Die Reichweite sinkt
So sorgten Änderungen im Newsfeed im Jahr 2017 für einigen Unmut in der Verlagsszene. Medienvertreter spürten die Auswirkungen der Maßnahme in rückläufigen Nutzerzahlen. „Der Algorithmus bestimmt derzeit zu einem unklaren Verhältnis, was die Nutzer in ihrem Newsfeed sehen“, sagt Carstens Ovens, wissenschaftlicher Mitarbeiter an der Uni Hamburg. Ovens beschäftigt sich schwerpunktmäßig mit Social Media Marketing sowie Konsum und Nutzung digitaler Medien. „Facebook modifiziert diese technische Grundlage ständig, um die Mitglieder zu regelmäßigen Besuchen zu motivieren.“ Die Crux daran: Zuletzt führt dies dazu, dass Inhalte von Verlagen selbst denjenigen Nutzern nicht mehr angezeigt wurden, die einer Medienseite folgen. „Damit sinkt die Reichweite und die Plattform wird für professionelle Anbieter womöglich unattraktiv“, erklärt Ovens.
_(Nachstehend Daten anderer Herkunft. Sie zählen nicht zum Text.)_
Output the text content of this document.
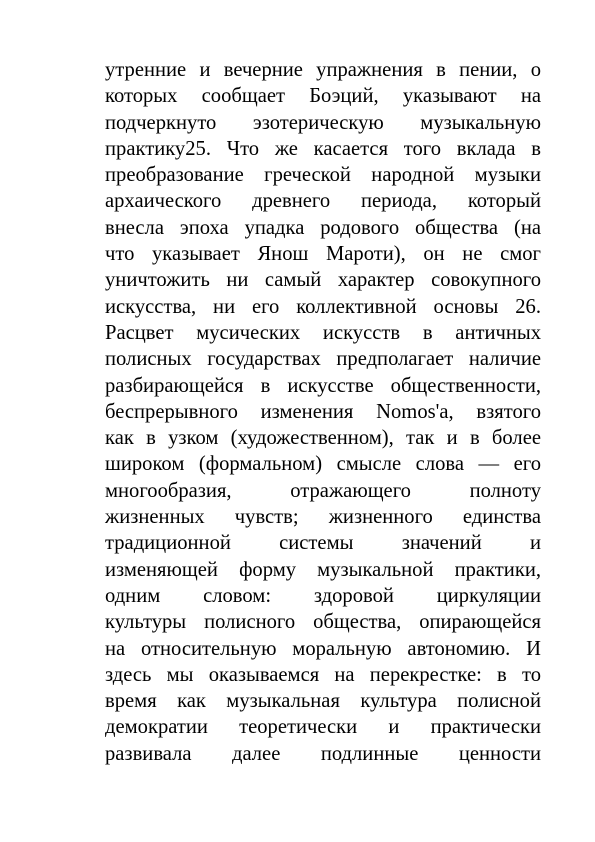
утренние и вечерние упражнения в пении, о
которых сообщает Боэций, указывают на
подчеркнуто эзотерическую музыкальную
практику25. Что же касается того вклада в
преобразование греческой народной музыки
архаического древнего периода, который
внесла эпоха упадка родового общества (на
что указывает Янош Мароти), он не смог
уничтожить ни самый характер совокупного
искусства, ни его коллективной основы 26.
Расцвет мусических искусств в античных
полисных государствах предполагает наличие
разбирающейся в искусстве общественности,
беспрерывного изменения Nomos'a, взятого
как в узком (художественном), так и в более
широком (формальном) смысле слова — его
многообразия, отражающего полноту
жизненных чувств; жизненного единства
традиционной системы значений и
изменяющей форму музыкальной практики,
одним словом: здоровой циркуляции
культуры полисного общества, опирающейся
на относительную моральную автономию. И
здесь мы оказываемся на перекрестке: в то
время как музыкальная культура полисной
демократии теоретически и практически
развивала далее подлинные ценности
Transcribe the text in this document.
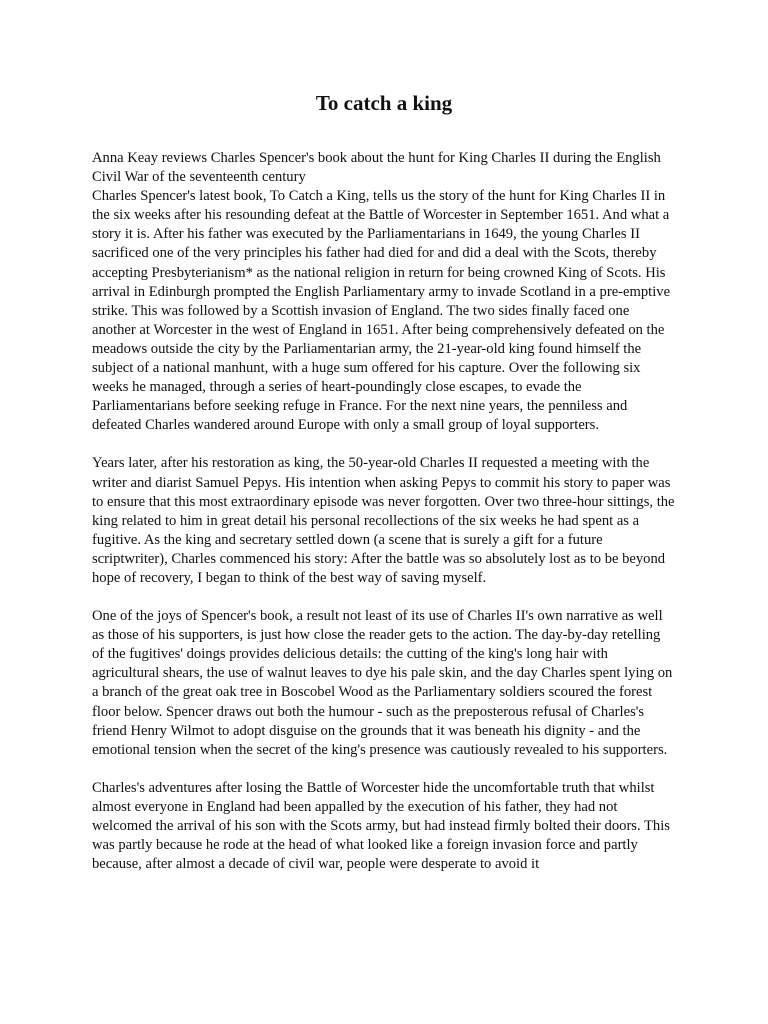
To catch a king

Anna Keay reviews Charles Spencer's book about the hunt for King Charles II during the English Civil War of the seventeenth century

Charles Spencer's latest book, To Catch a King, tells us the story of the hunt for King Charles II in the six weeks after his resounding defeat at the Battle of Worcester in September 1651. And what a story it is. After his father was executed by the Parliamentarians in 1649, the young Charles II sacrificed one of the very principles his father had died for and did a deal with the Scots, thereby accepting Presbyterianism* as the national religion in return for being crowned King of Scots. His arrival in Edinburgh prompted the English Parliamentary army to invade Scotland in a pre-emptive strike. This was followed by a Scottish invasion of England. The two sides finally faced one another at Worcester in the west of England in 1651. After being comprehensively defeated on the meadows outside the city by the Parliamentarian army, the 21-year-old king found himself the subject of a national manhunt, with a huge sum offered for his capture. Over the following six weeks he managed, through a series of heart-poundingly close escapes, to evade the Parliamentarians before seeking refuge in France. For the next nine years, the penniless and defeated Charles wandered around Europe with only a small group of loyal supporters.

Years later, after his restoration as king, the 50-year-old Charles II requested a meeting with the writer and diarist Samuel Pepys. His intention when asking Pepys to commit his story to paper was to ensure that this most extraordinary episode was never forgotten. Over two three-hour sittings, the king related to him in great detail his personal recollections of the six weeks he had spent as a fugitive. As the king and secretary settled down (a scene that is surely a gift for a future scriptwriter), Charles commenced his story: After the battle was so absolutely lost as to be beyond hope of recovery, I began to think of the best way of saving myself.

One of the joys of Spencer's book, a result not least of its use of Charles II's own narrative as well as those of his supporters, is just how close the reader gets to the action. The day-by-day retelling of the fugitives' doings provides delicious details: the cutting of the king's long hair with agricultural shears, the use of walnut leaves to dye his pale skin, and the day Charles spent lying on a branch of the great oak tree in Boscobel Wood as the Parliamentary soldiers scoured the forest floor below. Spencer draws out both the humour - such as the preposterous refusal of Charles's friend Henry Wilmot to adopt disguise on the grounds that it was beneath his dignity - and the emotional tension when the secret of the king's presence was cautiously revealed to his supporters.

Charles's adventures after losing the Battle of Worcester hide the uncomfortable truth that whilst almost everyone in England had been appalled by the execution of his father, they had not welcomed the arrival of his son with the Scots army, but had instead firmly bolted their doors. This was partly because he rode at the head of what looked like a foreign invasion force and partly because, after almost a decade of civil war, people were desperate to avoid it
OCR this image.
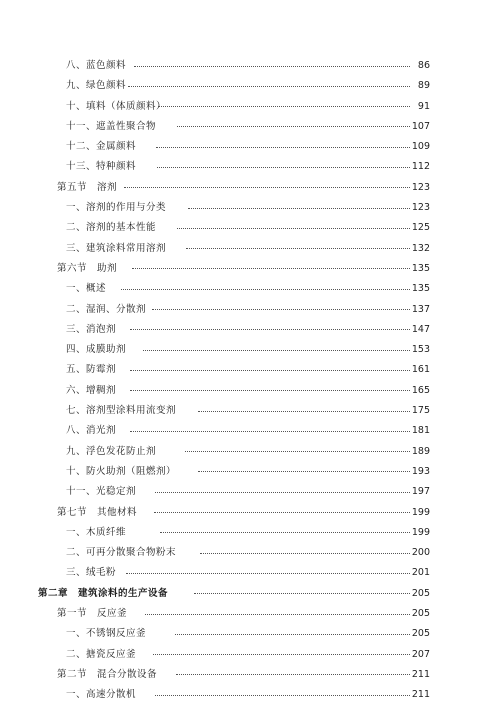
八、蓝色颜料	86
九、绿色颜料	89
十、填料（体质颜料）	91
十一、遮盖性聚合物	107
十二、金属颜料	109
十三、特种颜料	112
第五节　溶剂	123
一、溶剂的作用与分类	123
二、溶剂的基本性能	125
三、建筑涂料常用溶剂	132
第六节　助剂	135
一、概述	135
二、湿润、分散剂	137
三、消泡剂	147
四、成膜助剂	153
五、防霉剂	161
六、增稠剂	165
七、溶剂型涂料用流变剂	175
八、消光剂	181
九、浮色发花防止剂	189
十、防火助剂（阻燃剂）	193
十一、光稳定剂	197
第七节　其他材料	199
一、木质纤维	199
二、可再分散聚合物粉末	200
三、绒毛粉	201
第二章　建筑涂料的生产设备	205
第一节　反应釜	205
一、不锈钢反应釜	205
二、搪瓷反应釜	207
第二节　混合分散设备	211
一、高速分散机	211
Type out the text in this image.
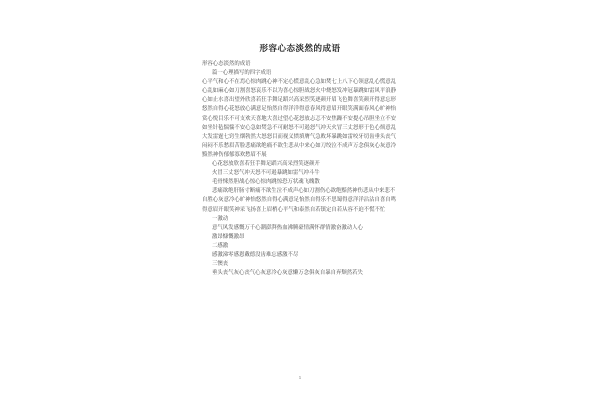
形容心态淡然的成语

形容心态淡然的成语

篇一心理描写的四字成语

心平气和心不在焉心惊肉跳心神不定心慌意乱心急如焚七上八下心领意乱心慌意乱心乱如麻心如刀割喜怒哀乐不以为喜心惊胆战怒火中烧怒发冲冠暴跳如雷风平浪静心如止水喜出望外欣喜若狂手舞足蹈兴高采烈笑逐颜开眉飞色舞喜笑颜开得意忘形悠然自得心花怒放心满意足怡然自得洋洋得意春风得意眉开眼笑满面春风心旷神怡赏心悦目乐不可支欢天喜地大喜过望心花怒放忐忑不安焦躁不安提心吊胆坐立不安如坐针毡惴惴不安心急如焚急不可耐怒不可遏怒气冲天火冒三丈怒形于色心烦意乱大发雷霆七窍生烟勃然大怒怒目而视义愤填膺气急败坏暴跳如雷咬牙切齿垂头丧气闷闷不乐愁眉苦脸悲痛欲绝痛不欲生悲从中来心如刀绞泣不成声万念俱灰心灰意冷黯然神伤郁郁寡欢愁眉不展

心花怒放欣喜若狂手舞足蹈兴高采烈笑逐颜开

火冒三丈怒气冲天怒不可遏暴跳如雷气冲斗牛

毛骨悚然胆战心惊心惊肉跳惊恐万状魂飞魄散

悲痛欲绝肝肠寸断痛不欲生泣不成声心如刀割伤心欲绝黯然神伤悲从中来悲不自胜心灰意冷心旷神怡悠然自得心满意足怡然自得乐不思蜀得意洋洋沾沾自喜自鸣得意眉开眼笑神采飞扬喜上眉梢心平气和泰然自若镇定自若从容不迫不慌不忙

一激动

意气风发感慨万千心潮澎湃热血沸腾豪情满怀群情激奋激动人心

激昂慷慨激昂

二感激

感激涕零感恩戴德没齿难忘感激不尽

三懊丧

垂头丧气灰心丧气心灰意冷心灰意懒万念俱灰自暴自弃颓然若失

1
Ähnliches ist aus Redaktionen zu hören: Sie sprechen von einem „systematischen Rückgang“ und einer generell geringeren Reichweite innerhalb Facebooks.
Verlage und Webseiten leiden
Eine Mitte Dezember von MEEDIA in Kooperation mit SimilarWeb durchgeführte Kurzanalyse ergab: Die Facebook-Reichweite sinkt bei fast allen deutschen Medienanbietern. Welt.de, stern.de, Huffington Post, Bild und Spiegel Online mussten teils deutliche Verluste konstatieren. Einschränkend ist anzumerken, dass die Zahlen auf Hochrechnungen basieren und sich ausschließlich auf die Nutzung am Desktop beziehen.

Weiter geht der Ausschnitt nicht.